Add in the complexities involved with soil science — which Breimer describes as physical properties, chemical make-up, and biological processes — and every soil test becomes its own unique mystery.

“Trying to unlock the mystery is a great challenge, and cracking those challenges is incredibly rewarding,” he says.

Another example of a student who came to be motivated by soil science is Laura Biancolin, who graduated from the University of Guelph in 2016. She now works as a programs analyst for the OSCIA.

Soil became a big part of her academic life in a fourth-year project in university, analyzing two funding models used to support the adoption of practices that reduced phosphorus losses into drains and creeks.

“It opened my eyes to the multitude of research projects, grant programs, and pilot projects in southern Ontario, all with the goal of reducing nutrient losses through improved soil health,” she says. “The project introduced me to the farmers that are self-starters, take risks, and try out practices with the end goal of creating a system that is economically and environmentally sustainable.”

Biancolin thinks there’s a huge role for communicating about soil — the impact farmers can have on it, and the impact of soil organic matter and soil structure on soil fertility, nutrient cycling, erosion and compaction, and resilience to climatic variables.

“I believe more people would be drawn to soil science if they understood its significance and the amount of time it takes to build organic matter and improve soil structure,” she says.

She encourages students interested in a soil science career to make connections: go on farm tours, talk to neighbours, talk to local associations and networks, talk to the Ridgetown researchers and Ontario Ministry of Agriculture, Food and Rural Affairs extension staff, she suggests.

“The soil world is small and welcoming,” she says, “and the opportunities and directions are endless.”

University of Guelph plant agriculture master’s student Cameron Ogilvie has found soil health is vital no matter where on this planet you farm, or how much land you have, from knowledge he gleaned abroad in Haiti.
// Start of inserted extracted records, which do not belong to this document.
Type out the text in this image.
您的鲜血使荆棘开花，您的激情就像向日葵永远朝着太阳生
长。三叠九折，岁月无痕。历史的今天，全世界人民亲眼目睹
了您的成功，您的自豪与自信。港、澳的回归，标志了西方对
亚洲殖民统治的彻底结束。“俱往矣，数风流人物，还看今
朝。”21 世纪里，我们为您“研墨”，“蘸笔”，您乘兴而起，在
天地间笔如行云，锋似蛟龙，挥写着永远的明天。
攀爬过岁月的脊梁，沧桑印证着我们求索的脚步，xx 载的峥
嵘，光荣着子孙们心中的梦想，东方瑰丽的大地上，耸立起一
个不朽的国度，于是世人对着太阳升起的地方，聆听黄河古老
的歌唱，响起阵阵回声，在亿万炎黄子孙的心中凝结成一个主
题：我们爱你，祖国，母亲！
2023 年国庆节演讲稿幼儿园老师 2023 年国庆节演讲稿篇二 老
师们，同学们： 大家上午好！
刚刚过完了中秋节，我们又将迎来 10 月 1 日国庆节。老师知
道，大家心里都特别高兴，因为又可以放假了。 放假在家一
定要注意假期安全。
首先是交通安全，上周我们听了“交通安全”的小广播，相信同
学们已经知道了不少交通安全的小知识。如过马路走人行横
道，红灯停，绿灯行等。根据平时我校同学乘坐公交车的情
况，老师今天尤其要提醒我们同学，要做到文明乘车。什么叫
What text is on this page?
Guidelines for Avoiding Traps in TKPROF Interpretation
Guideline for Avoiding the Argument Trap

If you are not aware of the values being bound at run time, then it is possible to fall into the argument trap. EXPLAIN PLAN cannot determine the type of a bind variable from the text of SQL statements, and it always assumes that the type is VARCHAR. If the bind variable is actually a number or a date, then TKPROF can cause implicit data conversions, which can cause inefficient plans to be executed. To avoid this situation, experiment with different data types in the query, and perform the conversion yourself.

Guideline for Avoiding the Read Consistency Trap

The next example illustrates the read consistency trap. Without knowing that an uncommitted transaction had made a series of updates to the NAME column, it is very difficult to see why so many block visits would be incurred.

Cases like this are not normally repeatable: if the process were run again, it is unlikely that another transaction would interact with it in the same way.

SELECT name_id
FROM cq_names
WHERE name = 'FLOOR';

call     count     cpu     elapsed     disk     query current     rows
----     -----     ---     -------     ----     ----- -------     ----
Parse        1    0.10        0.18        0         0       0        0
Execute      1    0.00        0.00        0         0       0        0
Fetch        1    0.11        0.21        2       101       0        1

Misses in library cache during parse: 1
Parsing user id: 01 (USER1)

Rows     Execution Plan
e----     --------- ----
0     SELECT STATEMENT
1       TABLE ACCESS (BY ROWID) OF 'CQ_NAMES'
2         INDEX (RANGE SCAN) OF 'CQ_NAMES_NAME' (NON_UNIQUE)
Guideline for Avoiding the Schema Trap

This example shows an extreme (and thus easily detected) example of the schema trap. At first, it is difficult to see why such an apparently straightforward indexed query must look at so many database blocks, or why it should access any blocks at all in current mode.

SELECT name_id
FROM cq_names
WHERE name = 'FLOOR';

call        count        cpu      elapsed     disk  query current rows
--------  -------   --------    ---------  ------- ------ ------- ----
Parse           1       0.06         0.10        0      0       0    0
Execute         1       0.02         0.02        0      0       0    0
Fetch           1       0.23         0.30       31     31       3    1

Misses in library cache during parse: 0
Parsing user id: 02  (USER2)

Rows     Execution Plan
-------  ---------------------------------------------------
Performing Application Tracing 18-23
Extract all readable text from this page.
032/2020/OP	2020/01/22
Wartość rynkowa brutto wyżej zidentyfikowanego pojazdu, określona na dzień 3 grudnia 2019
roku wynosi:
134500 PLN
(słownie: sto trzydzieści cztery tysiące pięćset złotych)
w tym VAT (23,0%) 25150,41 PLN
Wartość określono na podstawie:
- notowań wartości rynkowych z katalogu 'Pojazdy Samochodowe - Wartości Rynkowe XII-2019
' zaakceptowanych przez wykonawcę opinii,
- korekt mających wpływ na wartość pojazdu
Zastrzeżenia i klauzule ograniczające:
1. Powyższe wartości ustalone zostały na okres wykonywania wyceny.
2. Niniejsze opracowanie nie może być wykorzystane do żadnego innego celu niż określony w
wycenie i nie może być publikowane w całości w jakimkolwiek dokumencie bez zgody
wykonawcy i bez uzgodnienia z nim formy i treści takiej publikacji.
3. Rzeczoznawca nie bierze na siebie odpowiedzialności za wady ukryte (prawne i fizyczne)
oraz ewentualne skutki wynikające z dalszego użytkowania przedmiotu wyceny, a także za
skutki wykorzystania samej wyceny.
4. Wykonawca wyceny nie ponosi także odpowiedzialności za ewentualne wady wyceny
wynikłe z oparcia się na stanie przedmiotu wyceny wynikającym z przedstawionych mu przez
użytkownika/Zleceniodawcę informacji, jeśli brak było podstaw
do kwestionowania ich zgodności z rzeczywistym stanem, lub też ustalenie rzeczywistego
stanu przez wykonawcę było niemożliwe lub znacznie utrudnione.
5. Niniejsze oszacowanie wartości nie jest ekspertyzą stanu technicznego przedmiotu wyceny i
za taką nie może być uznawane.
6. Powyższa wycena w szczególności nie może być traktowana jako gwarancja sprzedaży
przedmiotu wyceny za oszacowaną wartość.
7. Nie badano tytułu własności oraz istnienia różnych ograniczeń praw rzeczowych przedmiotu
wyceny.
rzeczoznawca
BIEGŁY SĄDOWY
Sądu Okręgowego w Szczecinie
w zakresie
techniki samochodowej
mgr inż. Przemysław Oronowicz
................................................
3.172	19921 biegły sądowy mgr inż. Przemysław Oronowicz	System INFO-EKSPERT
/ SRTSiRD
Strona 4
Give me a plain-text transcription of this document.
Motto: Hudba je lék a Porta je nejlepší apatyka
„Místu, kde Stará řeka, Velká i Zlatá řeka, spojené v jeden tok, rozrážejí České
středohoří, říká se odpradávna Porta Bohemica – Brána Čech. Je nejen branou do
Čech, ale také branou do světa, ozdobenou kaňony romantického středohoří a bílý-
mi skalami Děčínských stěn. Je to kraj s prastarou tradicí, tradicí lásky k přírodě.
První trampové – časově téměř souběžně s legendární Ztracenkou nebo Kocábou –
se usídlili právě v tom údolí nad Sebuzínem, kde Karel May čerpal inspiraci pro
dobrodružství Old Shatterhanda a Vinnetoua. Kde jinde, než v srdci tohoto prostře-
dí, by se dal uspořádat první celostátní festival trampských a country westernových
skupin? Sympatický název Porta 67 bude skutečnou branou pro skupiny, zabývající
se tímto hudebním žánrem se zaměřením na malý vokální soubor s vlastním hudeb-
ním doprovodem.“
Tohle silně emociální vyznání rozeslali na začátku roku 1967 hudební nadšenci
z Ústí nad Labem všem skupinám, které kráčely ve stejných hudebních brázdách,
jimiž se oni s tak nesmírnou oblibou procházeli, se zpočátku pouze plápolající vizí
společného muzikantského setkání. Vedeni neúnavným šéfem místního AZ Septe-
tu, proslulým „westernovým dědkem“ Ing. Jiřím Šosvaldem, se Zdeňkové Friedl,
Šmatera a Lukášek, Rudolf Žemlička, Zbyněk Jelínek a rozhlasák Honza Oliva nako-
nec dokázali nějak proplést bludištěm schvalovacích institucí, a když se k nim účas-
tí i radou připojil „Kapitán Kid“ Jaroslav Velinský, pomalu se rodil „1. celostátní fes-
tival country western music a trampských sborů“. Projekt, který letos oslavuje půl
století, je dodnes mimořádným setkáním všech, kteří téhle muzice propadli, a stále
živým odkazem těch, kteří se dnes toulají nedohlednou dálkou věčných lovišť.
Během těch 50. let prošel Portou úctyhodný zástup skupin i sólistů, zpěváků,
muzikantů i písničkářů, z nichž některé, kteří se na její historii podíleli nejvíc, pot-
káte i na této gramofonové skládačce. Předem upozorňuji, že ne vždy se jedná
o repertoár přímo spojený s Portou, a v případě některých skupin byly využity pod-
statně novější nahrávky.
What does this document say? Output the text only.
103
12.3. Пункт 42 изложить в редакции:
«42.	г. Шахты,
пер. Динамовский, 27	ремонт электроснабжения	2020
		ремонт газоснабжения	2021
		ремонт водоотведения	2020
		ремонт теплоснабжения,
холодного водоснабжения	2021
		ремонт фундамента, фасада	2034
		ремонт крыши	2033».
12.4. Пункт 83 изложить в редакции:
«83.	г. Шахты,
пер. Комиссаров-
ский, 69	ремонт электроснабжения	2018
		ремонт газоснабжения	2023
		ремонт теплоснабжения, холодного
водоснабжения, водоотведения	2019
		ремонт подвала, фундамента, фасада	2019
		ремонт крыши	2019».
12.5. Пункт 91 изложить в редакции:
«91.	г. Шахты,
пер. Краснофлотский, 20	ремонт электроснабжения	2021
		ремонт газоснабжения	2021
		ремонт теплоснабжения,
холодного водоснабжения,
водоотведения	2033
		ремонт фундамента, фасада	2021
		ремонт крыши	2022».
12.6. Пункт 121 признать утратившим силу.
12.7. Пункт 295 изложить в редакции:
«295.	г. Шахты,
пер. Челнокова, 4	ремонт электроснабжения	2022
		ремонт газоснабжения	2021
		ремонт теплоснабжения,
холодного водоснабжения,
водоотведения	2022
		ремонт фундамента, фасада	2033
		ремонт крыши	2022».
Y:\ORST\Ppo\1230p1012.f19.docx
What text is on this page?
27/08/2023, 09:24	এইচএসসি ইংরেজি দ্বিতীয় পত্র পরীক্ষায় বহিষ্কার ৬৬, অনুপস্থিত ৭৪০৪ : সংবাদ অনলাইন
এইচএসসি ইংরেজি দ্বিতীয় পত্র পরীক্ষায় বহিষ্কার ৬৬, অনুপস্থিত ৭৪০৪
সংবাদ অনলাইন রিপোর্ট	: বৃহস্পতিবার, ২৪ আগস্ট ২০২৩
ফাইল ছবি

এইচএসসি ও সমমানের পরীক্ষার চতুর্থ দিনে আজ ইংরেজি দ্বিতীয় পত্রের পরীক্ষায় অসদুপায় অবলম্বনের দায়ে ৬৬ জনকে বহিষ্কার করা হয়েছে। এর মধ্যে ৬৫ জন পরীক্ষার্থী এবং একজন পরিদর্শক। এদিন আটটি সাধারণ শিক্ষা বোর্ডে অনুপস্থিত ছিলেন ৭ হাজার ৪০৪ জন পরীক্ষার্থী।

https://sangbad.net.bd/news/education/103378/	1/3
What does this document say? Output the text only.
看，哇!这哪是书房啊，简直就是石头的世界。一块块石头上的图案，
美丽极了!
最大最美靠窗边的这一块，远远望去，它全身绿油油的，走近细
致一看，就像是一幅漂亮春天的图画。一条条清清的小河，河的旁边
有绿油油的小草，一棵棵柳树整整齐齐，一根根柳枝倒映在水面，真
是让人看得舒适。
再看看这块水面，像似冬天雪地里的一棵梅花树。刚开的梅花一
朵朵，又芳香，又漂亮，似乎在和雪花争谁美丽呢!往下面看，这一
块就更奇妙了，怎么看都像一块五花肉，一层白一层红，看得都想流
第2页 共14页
“I traveled there for some service projects and witnessed a lot of deforestation and soil degradation, worsened by poverty and trade embargos,” he says. “I realized then the importance of soil systems for subsistence farmers. If you can’t afford external inputs such as synthetic fertilizers, pesticides, you are left to depend on a healthy soil system.”

At Guelph, Ogilvie studies cover crops’ effects on soil physical properties and soil water dynamics. He’s intrigued by soil-related questions, such as: What comprises thriving soil? What untapped potential do soils have to boost agroecosystem productivity? How much can a healthy soil reduce dependence on external inputs? How much can soils be managed to suppress disease and weed populations? How much can soils be managed to improve crop water supply? Can better soil management increase profitability?

To him, all this makes soil science challenging, interesting, and rewarding.

“Agronomy would be a simple science if soil wasn’t part of the equation,” he says. “It’s the ‘black box’ of agroecosystems.”

Van Eerd says these kinds of questions show the potential that soil science offers.

“Everyone in agriculture is looking for good people to hire and there are many jobs for undergraduates, so they may be less likely to go for a master’s or doctorate,” says Van Eerd. “But all around, the need for soil research and conservation is being emphasized. We’d like students to consider graduate opportunities in soil science. It’s the next frontier.” •

• Van Eerd oversees a continuous two-acre soil health research plot with her crew of three graduate students, five undergraduate students, and a field technician.
• In 2018, Van Eerd became part of a North America-wide initiative called the Soil Health Institute, dedicated to long-term soil health evaluation.
• Graduates from Van Eerd’s program and other agriculture programs at the University of Guelph hold jobs in a variety of fields in government, academia, and industry.
• This article features a researcher whose work is funded by Grain Farmers of Ontario.